Она уже знала, что он хочет сказать, и знала, как ей надо ответить. Жалко его, конечно, но что поделаешь?
— Ну хорошо… — заговорил он, обернув к ней смущенное лицо. — Я приехал сюда только потому, что не вижу в будущем, не мыслю себе жизни без тебя. Я тебя полюбил сразу, полюбил, может быть, больше жизни… Я сейчас очень волнуюсь, но, честное слово, я тебя очень люблю! Просто жить без тебя не могу…
Он умолк и как-то жалко взглянул ей в глаза. Она отвела взгляд в сторону.
— А я могу. Что же поделаешь? — сказала она тихо. — Так что лучше не надо об этом…
— Но я… Я не могу же не сказать тебе всего?..
— А разве не все уже сказано? По-моему, мы друг дружке сказали все. Полнее не скажешь.
— Погоди!
— Я не собираюсь никуда уходить. Я только объясняю, что бесполезно говорить, что ты чувствуешь, как ты чувствуешь. Это меня не будет трогать ни капельки, потому что я ничего такого не чувствую…
— Не хочешь видеть!
— Нет, почему же? Я вижу, что все глупо и немножко смешно. Завелись у тебя деньги, и ты поехал объясняться в любви. Нелепо ведь! А если б не завелись?
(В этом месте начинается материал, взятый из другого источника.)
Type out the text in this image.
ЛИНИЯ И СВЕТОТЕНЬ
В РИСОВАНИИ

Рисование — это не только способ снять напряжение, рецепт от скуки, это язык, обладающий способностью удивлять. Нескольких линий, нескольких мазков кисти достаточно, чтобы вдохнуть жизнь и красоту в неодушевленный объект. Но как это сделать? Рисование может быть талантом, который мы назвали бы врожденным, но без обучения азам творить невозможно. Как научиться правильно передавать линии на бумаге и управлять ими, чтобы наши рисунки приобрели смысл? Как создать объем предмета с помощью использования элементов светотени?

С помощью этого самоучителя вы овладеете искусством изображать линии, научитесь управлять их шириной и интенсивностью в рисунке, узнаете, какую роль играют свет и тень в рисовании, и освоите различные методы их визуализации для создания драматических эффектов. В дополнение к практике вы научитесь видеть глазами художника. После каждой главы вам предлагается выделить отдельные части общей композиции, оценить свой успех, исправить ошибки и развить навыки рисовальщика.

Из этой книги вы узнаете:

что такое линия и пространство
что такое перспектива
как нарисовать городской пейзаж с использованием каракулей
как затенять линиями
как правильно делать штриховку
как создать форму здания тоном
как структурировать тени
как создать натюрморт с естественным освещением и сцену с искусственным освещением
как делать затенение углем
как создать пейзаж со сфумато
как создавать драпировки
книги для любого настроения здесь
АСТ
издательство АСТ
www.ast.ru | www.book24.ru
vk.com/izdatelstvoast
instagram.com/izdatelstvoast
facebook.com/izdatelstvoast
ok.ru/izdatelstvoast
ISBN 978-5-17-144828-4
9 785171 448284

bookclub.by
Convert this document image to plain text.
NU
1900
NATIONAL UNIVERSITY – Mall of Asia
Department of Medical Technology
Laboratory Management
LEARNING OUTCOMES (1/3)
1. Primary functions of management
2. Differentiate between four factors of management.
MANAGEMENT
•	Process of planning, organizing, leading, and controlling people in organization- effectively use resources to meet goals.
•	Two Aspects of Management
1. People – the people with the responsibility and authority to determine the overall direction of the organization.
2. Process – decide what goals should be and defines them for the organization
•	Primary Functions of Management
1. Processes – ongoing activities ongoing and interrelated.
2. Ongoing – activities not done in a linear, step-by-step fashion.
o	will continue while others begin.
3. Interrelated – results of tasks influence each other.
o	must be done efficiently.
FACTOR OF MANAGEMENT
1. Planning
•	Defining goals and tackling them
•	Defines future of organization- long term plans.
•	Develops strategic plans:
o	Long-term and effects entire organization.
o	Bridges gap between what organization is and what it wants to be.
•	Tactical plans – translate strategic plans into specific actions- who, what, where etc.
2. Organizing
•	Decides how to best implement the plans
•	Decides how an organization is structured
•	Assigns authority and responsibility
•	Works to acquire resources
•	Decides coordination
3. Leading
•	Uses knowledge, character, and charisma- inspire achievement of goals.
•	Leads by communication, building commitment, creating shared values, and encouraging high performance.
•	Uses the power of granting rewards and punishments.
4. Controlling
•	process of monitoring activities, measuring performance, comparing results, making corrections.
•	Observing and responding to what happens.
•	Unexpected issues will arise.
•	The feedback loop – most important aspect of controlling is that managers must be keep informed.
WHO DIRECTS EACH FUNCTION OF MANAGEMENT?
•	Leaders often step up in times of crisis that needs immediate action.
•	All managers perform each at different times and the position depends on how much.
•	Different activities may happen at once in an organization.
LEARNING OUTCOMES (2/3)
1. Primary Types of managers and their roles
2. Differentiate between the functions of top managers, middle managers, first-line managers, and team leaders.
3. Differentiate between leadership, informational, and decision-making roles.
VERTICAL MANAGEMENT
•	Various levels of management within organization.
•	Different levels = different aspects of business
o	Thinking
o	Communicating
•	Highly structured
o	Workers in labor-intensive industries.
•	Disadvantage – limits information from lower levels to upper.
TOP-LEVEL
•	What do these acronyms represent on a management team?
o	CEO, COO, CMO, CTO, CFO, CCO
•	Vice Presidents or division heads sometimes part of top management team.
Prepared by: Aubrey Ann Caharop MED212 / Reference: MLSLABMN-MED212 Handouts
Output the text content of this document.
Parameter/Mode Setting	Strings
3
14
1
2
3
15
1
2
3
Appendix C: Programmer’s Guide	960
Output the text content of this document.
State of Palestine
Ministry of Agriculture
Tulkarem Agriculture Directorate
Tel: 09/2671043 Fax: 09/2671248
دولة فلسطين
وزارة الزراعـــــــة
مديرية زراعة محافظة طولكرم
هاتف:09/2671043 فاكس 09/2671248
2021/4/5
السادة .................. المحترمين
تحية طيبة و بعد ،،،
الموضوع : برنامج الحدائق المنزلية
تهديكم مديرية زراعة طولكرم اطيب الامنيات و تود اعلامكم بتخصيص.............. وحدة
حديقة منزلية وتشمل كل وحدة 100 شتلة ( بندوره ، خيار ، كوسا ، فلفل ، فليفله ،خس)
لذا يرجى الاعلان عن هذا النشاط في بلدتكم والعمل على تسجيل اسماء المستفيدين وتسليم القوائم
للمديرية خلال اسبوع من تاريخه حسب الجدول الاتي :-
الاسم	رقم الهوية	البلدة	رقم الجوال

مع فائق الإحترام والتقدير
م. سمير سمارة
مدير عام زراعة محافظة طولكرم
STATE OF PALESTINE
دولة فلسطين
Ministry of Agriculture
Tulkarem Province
— Я тебе неприятен? — глухо спросил он.
— Нет, нисколько, — возразила она. — Напротив, я рада тебя видеть, рада, что ты богат. Но это ведь… это вовсе не то, чего ты хотел бы… Не так ли?
Яша, судя по его убитому виду, явно рассчитывал на другое. Сонечке его даже жалко стало, особенно когда он очень уж печально ссутулился, забормотал про то, что он, как нарочно, отпустил извозчика, нового вряд ли найдешь…
— А кто тебя гонит? — возразила она. — Ты можешь снять комнатку и пожить. У нас здесь собралась очень славная компания. Все поэты, уверена, тебе понравятся. Я тебя им представлю как моего хорошего знакомого… В конце концов, никому нет дела до того, какие у нас отношения…
— Лучше все-таки, наверное, уехать сразу… — возразил он с каким-то ожиданием в голосе. — Ничего же не изменится?
Она нахмурилась:
— Твое дело! Поступай как знаешь!
Он молча стоял, склоня голову, расшвыривая гальку острым концом ботинка.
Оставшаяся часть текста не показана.